Su pavimento levantado, las máquinas en marcha y las vallas vetando temporalmente el acceso es una imagen que interpela a quien cada sábado se ha propuesto levantar una columna bajo el título de Calle de la Fe. Sin número porque es una calle sin puertas, como Berrueta y alguna otra. Ésta tiene ventanas a las que asomarse. Óculos para contemplar la Fe desde fuera y hasta vías de entrada a los adentros, a la fe íntima de cada cual. Verla en obras me interroga sobre la basa de mis columnas: ¿tendrá fundamento o fundamentalismo?, ¿repetiré?, ¿aburriré?, ¿hastiaré? Saberla en proceso de cambio me cuestiona acerca de su fuste: ¿servirá a alguien?, ¿sumará?, ¿serán palabras que se lleva el viento? Contemplarla de tal manera que ya no será la de antes me pregunta si su capitel se ajusta a lo que la columna demanda, si es un pegote, si concluye, si remata?
La Fe en obras es todo un símbolo. Porque sólo la fe basta pero sin obras está muerta. Mirando desde sus ventanas he querido imaginar en estos días que lo esencial era noticia y lo anecdótico no alcanzaba categorías, que la verdad imperaba sobre la mentira aunque fuera mucho menos atractiva para plantarla en un titular, que las disputas estériles dejaban de quemar la tierra buena de nuestras cofradías y en ella brotaban concordias asentadas en la diferencia de opiniones, siempre sana cuando va creciendo en el diálogo. Bajaba la mirada a la calle y luego la elevaba. Veía procesiones por Libreros y por Francisco de Vitoria, y todas ellas ponían el acento en su sitio, donde lo llevan, en esa sílaba remarcable de la comunidad de cristianos que opta por anunciar en público su fe, y que pasa por la Calle de la Fe sin ganas de discutir, sin alimentar divisiones, sin otra misión que la suya. Las veía, sí, las escuchaba, las olía, sentía su paso y no me hacía problema en el tipo de música o en la forma de llevar las andas. Que prefiera el silencio o una marcha fúnebre, que le tenga cariño a las carrozas de ruedas o que no me encandilen ciertas procesiones no me convierte en peor cofrade ni en mejor salmantino. No hay falta en que los asuntos semanasanteros sevillanos o zamoranos me interesen entre poco y nada, y cada vez menos, mucho menos. No tengo peor gusto ni soy un bicho raro por cambiar todas las guardias del mundo para dejar a salvo los días en que procesiona mi cofradía, o tiene una Misa mensual, o se reúne en junta general, o la diócesis programa la formación para los cofrades.

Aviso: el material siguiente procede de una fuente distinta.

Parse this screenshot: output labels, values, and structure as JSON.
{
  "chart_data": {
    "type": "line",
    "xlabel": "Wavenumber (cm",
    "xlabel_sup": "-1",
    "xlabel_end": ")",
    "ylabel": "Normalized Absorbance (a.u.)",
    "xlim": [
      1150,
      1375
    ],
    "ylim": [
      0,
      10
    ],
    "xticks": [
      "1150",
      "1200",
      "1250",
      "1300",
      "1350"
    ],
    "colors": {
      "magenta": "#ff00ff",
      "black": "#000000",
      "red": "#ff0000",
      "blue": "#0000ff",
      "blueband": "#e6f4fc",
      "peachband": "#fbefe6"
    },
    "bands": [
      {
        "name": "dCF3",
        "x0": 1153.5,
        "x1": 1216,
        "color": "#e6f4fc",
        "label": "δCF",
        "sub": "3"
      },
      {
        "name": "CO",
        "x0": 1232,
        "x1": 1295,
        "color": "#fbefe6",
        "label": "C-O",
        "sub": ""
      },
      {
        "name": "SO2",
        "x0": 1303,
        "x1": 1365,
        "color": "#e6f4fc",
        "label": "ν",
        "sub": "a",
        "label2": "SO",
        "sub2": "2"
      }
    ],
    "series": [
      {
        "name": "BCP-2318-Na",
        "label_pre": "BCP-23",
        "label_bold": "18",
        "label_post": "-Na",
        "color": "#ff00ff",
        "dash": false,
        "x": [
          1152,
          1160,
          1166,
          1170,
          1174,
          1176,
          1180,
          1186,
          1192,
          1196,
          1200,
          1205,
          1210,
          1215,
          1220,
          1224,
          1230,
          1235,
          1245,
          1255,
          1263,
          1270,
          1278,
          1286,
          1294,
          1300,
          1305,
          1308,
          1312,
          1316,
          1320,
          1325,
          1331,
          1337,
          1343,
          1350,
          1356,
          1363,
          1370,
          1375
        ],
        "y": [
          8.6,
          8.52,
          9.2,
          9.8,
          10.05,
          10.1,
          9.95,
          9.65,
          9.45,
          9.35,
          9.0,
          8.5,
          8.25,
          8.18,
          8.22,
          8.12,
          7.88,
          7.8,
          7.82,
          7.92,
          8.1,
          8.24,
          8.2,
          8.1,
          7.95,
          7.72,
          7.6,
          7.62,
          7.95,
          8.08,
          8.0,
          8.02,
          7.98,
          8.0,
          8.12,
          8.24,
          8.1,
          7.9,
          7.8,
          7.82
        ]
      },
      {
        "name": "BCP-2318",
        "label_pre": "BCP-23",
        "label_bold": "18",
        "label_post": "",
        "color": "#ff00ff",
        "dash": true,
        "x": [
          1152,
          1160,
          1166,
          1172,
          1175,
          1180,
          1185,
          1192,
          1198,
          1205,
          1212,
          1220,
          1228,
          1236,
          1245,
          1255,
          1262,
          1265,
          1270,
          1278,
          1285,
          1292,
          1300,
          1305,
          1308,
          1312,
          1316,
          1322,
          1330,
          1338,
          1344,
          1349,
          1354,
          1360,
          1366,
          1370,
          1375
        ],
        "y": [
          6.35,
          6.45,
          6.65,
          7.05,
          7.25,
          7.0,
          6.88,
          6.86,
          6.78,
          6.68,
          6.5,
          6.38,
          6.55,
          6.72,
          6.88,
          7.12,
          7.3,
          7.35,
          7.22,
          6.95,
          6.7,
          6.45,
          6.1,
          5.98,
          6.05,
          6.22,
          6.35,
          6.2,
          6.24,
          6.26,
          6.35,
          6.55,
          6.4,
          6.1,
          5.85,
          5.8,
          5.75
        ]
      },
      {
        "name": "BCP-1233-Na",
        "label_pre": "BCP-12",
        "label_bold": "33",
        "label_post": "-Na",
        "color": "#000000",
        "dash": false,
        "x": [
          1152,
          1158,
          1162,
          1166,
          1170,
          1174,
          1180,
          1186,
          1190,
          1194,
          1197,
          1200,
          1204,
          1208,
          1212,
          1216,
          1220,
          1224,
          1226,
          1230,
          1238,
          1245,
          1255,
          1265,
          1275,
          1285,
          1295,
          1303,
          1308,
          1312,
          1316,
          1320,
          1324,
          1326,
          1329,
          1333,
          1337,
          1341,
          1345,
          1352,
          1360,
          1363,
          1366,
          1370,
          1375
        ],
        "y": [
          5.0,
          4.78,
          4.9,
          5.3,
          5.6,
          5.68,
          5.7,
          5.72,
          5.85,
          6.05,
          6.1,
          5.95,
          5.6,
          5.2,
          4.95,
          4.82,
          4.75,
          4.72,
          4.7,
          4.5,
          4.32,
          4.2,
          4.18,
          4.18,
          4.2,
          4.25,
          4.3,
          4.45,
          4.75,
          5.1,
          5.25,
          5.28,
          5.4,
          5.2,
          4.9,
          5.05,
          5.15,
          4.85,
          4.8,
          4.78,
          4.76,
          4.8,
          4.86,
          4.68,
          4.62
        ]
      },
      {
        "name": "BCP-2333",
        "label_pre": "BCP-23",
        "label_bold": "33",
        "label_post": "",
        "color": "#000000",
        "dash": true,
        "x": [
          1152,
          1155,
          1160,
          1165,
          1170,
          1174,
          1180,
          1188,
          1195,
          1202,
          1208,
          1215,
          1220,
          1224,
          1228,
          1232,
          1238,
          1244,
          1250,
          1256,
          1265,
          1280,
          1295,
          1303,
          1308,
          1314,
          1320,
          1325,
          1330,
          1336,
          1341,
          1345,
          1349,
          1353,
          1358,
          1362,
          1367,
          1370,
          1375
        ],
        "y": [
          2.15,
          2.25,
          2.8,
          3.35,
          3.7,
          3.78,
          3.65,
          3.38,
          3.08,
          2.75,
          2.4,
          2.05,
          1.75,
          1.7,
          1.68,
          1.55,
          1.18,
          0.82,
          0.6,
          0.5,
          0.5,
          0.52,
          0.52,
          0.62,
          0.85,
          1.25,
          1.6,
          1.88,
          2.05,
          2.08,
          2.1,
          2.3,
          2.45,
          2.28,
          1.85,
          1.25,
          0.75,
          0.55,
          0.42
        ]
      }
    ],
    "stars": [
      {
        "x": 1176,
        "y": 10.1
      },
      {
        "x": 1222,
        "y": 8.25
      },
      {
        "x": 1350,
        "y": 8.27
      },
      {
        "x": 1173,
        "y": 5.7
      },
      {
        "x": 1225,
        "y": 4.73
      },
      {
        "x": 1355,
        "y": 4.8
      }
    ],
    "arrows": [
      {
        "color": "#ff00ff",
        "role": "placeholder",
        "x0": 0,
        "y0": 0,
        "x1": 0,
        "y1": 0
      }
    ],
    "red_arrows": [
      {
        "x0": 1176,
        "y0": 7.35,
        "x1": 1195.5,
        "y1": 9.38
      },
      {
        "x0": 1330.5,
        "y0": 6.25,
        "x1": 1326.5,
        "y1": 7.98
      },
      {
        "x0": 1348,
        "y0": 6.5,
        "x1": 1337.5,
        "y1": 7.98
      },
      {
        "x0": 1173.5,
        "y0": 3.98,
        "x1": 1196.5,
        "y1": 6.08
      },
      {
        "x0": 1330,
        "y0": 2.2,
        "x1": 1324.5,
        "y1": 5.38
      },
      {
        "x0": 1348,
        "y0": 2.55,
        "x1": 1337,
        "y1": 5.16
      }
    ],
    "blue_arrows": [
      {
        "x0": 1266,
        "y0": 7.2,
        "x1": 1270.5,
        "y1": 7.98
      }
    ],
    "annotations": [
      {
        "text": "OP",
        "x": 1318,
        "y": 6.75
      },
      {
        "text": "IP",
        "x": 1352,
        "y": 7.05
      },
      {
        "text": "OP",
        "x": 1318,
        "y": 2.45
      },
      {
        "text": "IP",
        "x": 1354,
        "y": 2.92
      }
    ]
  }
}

No. No soy noticia por eso gracias a Dios. Ahí sí está la normalidad. En el exabrupto, en la exageración, en la caricatura, queda retratada la anormalidad normalizada por la vía rápida de las mayorías, de las masas, del sensacionalismo sin sensaciones sensatas, es decir, completas, pasadas del corazón a la cabeza sin perder autenticidad. Si la emoción no conecta con la fe es que en nada nos ha movido. Es como si pasáramos por la Calle de la Fe en obras y no quisiéramos, en un momento, ponernos a reformar, a mejorar, a cambiar, a convertirnos. La basa sería de arena, el fuste no ganaría en altura, y el capitel quedaría arrumbado en un rincón oscuro por muy bella que fuera su factura. La columna se vendría abajo y ya no podríamos mirar al cielo desde las ventanas de la calle que no tiene puertas.